Significant increases in food prices across the country have pushed year-on-year inflation for July 2021 to 9%.
This is the highest rate of inflation recorded since March of this year when the inflation rate stood at 10.3 percent.
This was captured in the Consumer Price Index (CPI) data released by the Ghana Statistical Service.
The CPI measures the changes in the price of a fixed basket of goods and services that households in Ghana consume.
The said basket which contains food and non-food items helps in appreciating the average price levels in the country.

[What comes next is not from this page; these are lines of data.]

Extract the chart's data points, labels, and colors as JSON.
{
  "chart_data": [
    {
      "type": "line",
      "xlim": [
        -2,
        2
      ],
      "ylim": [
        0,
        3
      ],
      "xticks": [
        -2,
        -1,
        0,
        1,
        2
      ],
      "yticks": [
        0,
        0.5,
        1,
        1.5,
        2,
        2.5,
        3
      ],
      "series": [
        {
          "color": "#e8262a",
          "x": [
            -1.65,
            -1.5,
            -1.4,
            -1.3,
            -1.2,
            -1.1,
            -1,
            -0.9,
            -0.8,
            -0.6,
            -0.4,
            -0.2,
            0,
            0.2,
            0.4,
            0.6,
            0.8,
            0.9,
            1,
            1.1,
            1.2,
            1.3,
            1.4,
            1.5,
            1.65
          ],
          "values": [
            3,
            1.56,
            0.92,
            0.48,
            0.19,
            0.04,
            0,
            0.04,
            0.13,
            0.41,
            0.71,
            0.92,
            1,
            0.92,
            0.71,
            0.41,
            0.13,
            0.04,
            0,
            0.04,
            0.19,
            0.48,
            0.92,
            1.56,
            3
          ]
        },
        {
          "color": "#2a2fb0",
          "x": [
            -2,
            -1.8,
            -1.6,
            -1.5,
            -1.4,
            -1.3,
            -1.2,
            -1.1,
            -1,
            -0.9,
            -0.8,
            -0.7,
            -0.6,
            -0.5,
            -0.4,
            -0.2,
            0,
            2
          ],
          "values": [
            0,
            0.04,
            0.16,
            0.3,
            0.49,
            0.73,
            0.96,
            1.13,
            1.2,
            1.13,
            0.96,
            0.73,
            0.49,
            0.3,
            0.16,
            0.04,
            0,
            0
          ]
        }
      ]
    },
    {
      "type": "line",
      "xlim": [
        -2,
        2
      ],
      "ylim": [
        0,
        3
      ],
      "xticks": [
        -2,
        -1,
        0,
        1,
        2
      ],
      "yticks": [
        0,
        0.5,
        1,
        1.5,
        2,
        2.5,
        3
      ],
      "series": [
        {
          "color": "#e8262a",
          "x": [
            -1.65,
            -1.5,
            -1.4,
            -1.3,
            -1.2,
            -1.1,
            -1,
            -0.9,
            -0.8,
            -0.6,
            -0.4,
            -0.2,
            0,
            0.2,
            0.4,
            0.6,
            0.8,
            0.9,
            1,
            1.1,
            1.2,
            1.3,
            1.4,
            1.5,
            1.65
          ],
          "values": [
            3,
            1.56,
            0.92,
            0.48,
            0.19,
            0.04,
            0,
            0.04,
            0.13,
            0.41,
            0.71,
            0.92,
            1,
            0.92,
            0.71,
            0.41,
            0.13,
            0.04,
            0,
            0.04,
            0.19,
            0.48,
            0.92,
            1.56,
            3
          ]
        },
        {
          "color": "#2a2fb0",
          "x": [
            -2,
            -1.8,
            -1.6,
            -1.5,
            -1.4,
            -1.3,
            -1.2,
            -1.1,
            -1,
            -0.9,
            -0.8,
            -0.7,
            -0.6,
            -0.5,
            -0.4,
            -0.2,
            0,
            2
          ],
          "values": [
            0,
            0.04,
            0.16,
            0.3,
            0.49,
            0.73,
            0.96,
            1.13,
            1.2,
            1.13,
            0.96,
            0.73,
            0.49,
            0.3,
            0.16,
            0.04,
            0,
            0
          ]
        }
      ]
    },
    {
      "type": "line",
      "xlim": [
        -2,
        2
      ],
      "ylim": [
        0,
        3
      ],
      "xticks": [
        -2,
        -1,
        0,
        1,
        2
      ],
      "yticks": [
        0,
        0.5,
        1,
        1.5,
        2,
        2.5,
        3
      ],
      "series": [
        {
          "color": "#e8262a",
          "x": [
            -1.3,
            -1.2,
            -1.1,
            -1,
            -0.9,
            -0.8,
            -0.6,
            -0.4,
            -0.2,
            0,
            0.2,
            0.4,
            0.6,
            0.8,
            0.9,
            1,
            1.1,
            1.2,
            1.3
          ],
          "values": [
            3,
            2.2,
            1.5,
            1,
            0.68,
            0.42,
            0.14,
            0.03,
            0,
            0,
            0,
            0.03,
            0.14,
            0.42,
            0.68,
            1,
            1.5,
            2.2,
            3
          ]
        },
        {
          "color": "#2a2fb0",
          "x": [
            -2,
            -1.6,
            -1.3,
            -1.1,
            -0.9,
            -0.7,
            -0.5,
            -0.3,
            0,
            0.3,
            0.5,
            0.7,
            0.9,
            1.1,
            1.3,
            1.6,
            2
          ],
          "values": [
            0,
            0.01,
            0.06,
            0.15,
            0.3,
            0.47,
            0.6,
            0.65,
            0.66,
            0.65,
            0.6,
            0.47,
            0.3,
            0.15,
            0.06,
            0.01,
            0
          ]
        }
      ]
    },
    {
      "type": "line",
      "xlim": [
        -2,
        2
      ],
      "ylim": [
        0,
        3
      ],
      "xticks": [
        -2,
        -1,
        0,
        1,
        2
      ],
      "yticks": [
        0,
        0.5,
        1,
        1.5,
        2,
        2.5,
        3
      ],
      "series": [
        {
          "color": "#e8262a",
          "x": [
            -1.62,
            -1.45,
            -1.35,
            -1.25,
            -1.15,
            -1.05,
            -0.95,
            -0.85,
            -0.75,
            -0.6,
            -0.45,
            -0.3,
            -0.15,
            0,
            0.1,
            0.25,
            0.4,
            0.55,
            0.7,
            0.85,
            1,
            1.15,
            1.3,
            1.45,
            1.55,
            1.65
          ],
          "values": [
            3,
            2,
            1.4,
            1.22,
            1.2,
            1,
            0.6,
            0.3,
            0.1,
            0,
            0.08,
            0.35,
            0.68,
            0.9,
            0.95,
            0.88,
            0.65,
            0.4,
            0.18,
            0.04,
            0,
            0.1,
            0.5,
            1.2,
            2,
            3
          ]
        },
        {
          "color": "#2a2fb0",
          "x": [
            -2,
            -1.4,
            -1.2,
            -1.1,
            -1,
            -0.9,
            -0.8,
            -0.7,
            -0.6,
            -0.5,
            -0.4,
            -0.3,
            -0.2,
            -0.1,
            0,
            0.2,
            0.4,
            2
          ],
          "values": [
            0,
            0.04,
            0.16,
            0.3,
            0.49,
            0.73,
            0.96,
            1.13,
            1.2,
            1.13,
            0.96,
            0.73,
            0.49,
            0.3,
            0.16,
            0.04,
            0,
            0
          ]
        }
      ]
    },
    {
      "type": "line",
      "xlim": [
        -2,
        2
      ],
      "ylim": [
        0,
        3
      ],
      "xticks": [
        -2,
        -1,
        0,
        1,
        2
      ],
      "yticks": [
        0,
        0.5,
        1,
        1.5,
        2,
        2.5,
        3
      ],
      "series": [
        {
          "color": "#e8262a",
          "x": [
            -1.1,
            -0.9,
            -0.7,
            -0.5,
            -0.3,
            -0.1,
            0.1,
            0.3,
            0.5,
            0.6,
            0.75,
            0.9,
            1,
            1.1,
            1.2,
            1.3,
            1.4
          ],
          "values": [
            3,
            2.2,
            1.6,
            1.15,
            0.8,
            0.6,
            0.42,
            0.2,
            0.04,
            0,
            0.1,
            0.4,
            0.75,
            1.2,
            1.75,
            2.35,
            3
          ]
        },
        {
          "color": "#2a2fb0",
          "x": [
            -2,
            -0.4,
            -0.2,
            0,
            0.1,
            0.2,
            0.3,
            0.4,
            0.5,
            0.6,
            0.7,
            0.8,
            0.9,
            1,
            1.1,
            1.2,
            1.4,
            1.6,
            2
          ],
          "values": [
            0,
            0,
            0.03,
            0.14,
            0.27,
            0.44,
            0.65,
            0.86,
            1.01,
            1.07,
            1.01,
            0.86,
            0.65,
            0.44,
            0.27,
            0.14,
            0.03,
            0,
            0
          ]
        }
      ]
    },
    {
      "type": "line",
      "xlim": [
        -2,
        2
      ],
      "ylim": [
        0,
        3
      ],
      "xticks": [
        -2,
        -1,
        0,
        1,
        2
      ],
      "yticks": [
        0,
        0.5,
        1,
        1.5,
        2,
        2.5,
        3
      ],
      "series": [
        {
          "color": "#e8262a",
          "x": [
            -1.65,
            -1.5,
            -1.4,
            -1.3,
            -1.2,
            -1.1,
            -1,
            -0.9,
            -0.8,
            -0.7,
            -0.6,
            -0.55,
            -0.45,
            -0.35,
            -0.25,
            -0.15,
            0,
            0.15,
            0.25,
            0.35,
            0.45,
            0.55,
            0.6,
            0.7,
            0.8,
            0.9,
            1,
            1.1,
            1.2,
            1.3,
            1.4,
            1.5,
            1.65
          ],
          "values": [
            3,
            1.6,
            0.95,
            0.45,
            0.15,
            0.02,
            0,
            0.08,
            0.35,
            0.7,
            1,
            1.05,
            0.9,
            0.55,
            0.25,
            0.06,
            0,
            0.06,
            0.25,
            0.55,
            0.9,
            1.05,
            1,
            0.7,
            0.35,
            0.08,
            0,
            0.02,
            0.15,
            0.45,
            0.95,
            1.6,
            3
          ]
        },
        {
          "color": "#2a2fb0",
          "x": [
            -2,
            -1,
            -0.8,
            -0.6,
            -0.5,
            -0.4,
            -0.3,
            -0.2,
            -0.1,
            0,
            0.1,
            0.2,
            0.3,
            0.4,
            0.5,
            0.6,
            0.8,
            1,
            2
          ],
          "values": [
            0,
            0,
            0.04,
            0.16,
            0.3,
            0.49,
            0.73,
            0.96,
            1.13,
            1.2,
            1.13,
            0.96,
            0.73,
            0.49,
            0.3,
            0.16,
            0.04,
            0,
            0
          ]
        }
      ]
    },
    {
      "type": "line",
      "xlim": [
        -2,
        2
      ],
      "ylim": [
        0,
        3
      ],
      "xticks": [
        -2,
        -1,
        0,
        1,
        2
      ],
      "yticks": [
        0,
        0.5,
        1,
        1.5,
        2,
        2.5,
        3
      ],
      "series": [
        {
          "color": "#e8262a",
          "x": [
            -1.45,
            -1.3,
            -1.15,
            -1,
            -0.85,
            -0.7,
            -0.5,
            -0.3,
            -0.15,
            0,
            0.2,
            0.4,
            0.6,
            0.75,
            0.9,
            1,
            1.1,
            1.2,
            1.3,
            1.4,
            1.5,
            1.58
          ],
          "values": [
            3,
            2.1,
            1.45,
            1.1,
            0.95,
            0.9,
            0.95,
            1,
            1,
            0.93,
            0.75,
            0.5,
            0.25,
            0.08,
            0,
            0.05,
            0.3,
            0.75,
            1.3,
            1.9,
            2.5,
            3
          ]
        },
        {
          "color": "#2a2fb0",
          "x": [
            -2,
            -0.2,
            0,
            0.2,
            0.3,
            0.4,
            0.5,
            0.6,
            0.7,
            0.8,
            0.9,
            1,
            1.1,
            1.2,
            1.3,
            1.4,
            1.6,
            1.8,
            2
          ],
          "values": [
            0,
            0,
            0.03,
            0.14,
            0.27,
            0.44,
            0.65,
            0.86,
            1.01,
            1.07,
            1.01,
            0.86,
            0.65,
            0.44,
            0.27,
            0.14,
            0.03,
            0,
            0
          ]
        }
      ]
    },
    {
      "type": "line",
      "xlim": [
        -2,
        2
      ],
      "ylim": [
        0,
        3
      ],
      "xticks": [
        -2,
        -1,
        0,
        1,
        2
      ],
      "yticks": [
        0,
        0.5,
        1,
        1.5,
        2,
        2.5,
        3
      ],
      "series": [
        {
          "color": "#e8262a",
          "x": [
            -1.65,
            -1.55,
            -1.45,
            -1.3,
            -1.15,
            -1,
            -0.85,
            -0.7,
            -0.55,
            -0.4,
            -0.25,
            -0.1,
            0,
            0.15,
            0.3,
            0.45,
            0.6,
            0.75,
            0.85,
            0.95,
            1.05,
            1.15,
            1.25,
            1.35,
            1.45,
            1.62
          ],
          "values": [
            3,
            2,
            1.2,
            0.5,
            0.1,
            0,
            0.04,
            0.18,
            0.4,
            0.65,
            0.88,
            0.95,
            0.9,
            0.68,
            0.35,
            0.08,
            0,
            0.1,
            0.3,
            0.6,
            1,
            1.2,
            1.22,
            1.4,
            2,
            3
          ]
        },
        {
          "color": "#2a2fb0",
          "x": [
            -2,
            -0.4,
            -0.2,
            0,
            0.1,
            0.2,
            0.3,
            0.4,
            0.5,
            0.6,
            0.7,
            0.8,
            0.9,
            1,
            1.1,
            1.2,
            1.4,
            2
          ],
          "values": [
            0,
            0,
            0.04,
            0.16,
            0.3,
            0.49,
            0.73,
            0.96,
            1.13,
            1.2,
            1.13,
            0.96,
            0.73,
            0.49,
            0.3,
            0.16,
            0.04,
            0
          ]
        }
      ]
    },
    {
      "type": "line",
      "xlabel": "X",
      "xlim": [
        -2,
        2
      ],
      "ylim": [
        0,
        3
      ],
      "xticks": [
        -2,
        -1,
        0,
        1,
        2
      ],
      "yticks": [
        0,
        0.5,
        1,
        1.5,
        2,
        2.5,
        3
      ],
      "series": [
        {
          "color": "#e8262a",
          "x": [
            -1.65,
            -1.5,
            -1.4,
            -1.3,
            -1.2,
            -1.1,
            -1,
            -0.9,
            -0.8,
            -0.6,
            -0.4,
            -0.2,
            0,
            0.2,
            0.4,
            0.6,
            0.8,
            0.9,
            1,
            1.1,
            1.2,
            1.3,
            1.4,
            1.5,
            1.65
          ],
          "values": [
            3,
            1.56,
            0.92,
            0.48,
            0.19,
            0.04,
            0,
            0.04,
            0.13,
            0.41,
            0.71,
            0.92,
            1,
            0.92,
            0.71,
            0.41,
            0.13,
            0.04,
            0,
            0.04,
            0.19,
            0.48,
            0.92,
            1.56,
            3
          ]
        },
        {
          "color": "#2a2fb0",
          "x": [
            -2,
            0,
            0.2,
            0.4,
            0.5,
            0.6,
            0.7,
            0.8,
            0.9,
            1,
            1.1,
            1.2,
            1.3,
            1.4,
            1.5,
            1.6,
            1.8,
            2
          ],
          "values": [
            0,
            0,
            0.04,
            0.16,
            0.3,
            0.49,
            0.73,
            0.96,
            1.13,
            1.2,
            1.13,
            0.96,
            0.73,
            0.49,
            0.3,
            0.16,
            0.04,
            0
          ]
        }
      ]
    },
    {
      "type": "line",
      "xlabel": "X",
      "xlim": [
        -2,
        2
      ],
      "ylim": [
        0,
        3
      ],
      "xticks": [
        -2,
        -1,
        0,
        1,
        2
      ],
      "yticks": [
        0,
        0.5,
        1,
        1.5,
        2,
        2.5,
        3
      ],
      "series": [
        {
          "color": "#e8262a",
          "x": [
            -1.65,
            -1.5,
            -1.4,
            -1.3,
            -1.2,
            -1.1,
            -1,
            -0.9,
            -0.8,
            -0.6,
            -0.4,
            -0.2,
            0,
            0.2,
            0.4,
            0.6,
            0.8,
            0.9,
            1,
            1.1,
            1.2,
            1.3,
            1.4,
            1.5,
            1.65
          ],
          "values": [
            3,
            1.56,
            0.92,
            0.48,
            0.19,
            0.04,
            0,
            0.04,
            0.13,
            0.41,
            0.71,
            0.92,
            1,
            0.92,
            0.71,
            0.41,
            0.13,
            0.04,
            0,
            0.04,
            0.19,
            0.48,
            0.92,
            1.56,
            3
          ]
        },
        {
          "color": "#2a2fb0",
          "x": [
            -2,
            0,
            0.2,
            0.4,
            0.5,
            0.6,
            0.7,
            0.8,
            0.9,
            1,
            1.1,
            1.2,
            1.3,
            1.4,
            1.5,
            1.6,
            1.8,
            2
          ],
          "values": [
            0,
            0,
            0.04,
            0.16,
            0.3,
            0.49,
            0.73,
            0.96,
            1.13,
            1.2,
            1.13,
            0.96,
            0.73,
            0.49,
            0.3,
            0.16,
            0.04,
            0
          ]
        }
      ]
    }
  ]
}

Impact of food price increases
The contribution of food to overall inflation in Ghana has risen in the past 2 months. Food contributed 41.8% to overall inflation in June, and 47% in July.
Data from commodity price analysts Esoko indicates that a 100 kg bag of maize at the Techiman market has risen by about 60% from January to June this year, rising from GHS191 to GHS301.
A 72kg crate of tomatoes from the same market over the same period rose by almost 130% from GHS397 to GHS904.
The rise in prices in the past 2 months coincides with the period in which transport fares were increased by 13% by the Ghana Private Road Transport Union (GPRTU).
Following the increase in fares at the start of June, food inflation also saw a jump to 7.3% in that month, after food inflation dropped consistently from February to May 2021.
A further look at the data shows that the year-on-year inflation rate for July for cereal products was one of the highest at 12.2 % while Milk, Dairy Products and Eggs in light of the issues facing the poultry sector recorded a rate of 14.2 %.
Professor Samuel Kobina Annim is the Government Statistician, and he highlights the impact that food inflation had on overall inflation in July 2021.
“If you’re looking at food inflation and its impact on the overall 9% inflation rate, the main drivers were Tea, Milk, Dairy Products and Eggs, Cereal Products and Ready-made food. These four sub-classes are the ones driving the year-on-year food inflation.”
Professor Annim further added that the impact of food on inflation can’t be argued about.
“What we have analysed from a retrospective point of view, shows that the contribution of food has inched up by 5.2 percentage points, having contributed 41.8% to overall inflation in June 2021, and 47% in July 2021. Clearly, this points to the fact that food prices drove an overall 9% inflation rate for the month of July.”
Here is a regional breakdown:
At the regional level, the year-on-year inflation rate ranged from 3.0 percent in the Eastern Region to 13.8 percent in the Upper West Region. Four regions recorded inflation rates above the national average of 9.0%.